Carmen, avergonzada de haberlo juzgado tanto, balbuceó un agradecimiento.
Más tarde, tocaron a su puerta. Era la anciana del pelo morado, acompañada de la niña.
—Solo quería asegurarme de que estaba bien. Perdone que traiga a Lucía, pero su hermana Andrea está trabajando. ¡Y qué bien que por fin hablamos! Todos nos conocemos, menos usted.
—Pase, le prepararé un té —respondió Carmen, inesperadamente abierta.
Mientras tomaban el té, la vecina le contó su vida: cuidó a su madre enferma desde los catorce hasta los treinta, sin estudios ni amoríos. “Por eso ahora me divierto un poco —dijo señalando su pelo—. Andrea me ayuda”.

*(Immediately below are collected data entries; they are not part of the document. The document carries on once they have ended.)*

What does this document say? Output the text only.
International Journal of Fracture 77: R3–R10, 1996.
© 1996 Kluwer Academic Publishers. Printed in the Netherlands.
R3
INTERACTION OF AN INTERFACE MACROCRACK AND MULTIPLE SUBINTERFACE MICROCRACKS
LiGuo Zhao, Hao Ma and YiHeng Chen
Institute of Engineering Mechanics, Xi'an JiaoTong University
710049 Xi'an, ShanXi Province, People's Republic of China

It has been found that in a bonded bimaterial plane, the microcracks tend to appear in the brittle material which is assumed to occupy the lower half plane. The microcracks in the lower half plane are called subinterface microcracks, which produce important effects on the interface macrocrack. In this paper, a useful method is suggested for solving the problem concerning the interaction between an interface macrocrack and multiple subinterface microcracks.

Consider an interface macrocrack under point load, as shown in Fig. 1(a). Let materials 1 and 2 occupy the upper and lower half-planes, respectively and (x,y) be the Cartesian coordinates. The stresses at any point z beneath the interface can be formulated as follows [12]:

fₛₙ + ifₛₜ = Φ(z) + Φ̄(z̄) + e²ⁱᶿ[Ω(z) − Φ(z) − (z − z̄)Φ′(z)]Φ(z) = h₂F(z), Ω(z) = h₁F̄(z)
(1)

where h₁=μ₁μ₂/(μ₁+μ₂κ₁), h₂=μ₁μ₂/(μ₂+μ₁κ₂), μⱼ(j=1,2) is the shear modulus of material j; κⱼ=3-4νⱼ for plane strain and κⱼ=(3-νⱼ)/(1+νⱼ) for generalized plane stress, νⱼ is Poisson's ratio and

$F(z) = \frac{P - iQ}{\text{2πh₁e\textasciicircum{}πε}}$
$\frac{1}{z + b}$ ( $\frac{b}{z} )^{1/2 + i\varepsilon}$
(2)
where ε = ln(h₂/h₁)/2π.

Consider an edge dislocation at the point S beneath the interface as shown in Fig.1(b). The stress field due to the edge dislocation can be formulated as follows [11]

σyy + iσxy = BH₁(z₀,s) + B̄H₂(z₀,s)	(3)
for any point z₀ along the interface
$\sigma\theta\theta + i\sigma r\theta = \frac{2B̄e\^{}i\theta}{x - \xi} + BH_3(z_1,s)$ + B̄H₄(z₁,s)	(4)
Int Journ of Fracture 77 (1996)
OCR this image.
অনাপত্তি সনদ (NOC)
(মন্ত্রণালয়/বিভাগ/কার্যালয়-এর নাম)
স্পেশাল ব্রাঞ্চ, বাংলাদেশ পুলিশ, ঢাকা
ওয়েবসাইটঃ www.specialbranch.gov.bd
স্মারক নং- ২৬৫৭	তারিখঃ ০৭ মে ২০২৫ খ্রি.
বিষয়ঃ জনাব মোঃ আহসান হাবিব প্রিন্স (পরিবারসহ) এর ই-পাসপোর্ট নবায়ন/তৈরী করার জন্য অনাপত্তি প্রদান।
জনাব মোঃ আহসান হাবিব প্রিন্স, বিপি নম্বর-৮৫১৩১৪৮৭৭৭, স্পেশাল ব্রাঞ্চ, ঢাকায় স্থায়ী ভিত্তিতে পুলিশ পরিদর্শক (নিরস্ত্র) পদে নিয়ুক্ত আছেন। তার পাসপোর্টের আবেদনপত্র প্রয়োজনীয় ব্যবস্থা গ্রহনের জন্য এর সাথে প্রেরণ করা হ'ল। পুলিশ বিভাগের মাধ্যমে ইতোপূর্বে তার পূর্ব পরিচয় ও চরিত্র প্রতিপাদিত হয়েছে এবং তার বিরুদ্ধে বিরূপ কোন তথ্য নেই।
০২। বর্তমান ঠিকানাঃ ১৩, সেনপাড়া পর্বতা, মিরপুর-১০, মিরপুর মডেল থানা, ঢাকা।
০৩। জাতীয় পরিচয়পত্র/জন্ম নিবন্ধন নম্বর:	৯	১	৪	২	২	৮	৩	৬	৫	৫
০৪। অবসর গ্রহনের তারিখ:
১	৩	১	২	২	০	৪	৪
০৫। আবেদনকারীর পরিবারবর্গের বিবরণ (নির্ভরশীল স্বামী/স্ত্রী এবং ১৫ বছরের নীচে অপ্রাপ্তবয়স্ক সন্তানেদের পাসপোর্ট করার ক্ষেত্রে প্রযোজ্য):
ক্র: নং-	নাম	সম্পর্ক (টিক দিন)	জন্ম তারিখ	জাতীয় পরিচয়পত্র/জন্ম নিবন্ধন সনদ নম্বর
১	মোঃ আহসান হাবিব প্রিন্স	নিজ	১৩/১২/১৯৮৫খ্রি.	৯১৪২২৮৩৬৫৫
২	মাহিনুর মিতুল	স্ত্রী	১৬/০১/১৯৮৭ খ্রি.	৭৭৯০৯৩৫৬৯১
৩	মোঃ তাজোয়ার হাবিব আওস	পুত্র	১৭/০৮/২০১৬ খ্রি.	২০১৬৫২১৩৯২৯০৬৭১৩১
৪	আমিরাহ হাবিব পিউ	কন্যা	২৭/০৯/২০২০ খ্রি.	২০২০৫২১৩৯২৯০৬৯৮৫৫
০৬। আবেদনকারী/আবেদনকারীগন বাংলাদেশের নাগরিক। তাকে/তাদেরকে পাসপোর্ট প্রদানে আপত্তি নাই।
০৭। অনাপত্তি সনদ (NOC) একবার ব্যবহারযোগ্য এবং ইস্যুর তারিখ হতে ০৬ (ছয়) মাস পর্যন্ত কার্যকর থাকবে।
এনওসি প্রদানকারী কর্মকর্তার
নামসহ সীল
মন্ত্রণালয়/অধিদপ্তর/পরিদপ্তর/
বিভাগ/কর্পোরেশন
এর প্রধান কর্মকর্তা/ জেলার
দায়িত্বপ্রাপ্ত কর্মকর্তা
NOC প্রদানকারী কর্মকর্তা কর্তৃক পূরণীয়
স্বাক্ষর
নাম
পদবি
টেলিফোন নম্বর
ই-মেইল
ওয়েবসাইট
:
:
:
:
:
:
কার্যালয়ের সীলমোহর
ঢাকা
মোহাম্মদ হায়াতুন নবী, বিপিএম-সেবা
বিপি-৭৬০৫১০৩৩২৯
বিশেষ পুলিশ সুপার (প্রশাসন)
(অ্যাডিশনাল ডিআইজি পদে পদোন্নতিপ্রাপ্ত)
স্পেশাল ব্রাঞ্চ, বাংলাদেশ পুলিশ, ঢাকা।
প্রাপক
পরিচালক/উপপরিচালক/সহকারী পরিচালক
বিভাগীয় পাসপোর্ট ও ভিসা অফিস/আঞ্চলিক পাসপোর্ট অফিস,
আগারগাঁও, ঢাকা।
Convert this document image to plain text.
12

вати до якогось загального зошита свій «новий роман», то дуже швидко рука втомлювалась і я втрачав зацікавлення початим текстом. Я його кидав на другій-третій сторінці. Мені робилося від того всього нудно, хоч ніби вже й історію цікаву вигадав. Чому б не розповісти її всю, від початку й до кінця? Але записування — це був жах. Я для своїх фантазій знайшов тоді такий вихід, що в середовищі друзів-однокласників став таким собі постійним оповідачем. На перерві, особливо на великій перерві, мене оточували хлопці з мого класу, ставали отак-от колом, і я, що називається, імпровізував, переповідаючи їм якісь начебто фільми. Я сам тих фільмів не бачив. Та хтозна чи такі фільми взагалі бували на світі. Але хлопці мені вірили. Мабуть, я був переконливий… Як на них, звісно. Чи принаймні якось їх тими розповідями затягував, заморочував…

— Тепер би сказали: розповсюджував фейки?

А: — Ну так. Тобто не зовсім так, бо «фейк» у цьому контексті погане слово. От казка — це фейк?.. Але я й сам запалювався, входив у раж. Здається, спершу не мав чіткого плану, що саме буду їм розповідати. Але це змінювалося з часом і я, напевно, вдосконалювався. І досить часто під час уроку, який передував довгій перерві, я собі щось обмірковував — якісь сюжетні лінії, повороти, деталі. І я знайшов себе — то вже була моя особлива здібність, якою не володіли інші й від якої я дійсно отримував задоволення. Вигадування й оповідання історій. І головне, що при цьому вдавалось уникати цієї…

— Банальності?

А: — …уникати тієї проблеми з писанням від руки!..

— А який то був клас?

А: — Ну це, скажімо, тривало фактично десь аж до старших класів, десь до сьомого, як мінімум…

—¿Andrea? —preguntó Carmen.
—Sí, la madre de Lucía. En realidad es su hermana. Sus padres murieron en un accidente, y ella la adoptó. Dejó la universidad y trabaja sin descanso. Jorge a veces le ayuda con dinero…
Al quedarse sola, Carmen reflexionó. Tal vez podía ayudar a Andrea cuidando a Lucía alguna vez. Y quizá sí era hora de teñirse el pelo de rojo, como siempre había querido. Mañana preguntaría a su vecina por una peluquería. Y, por supuesto, invitaría a Jorge a comer unas magdalenas caseras. Al fin y al cabo, las apariencias engañan.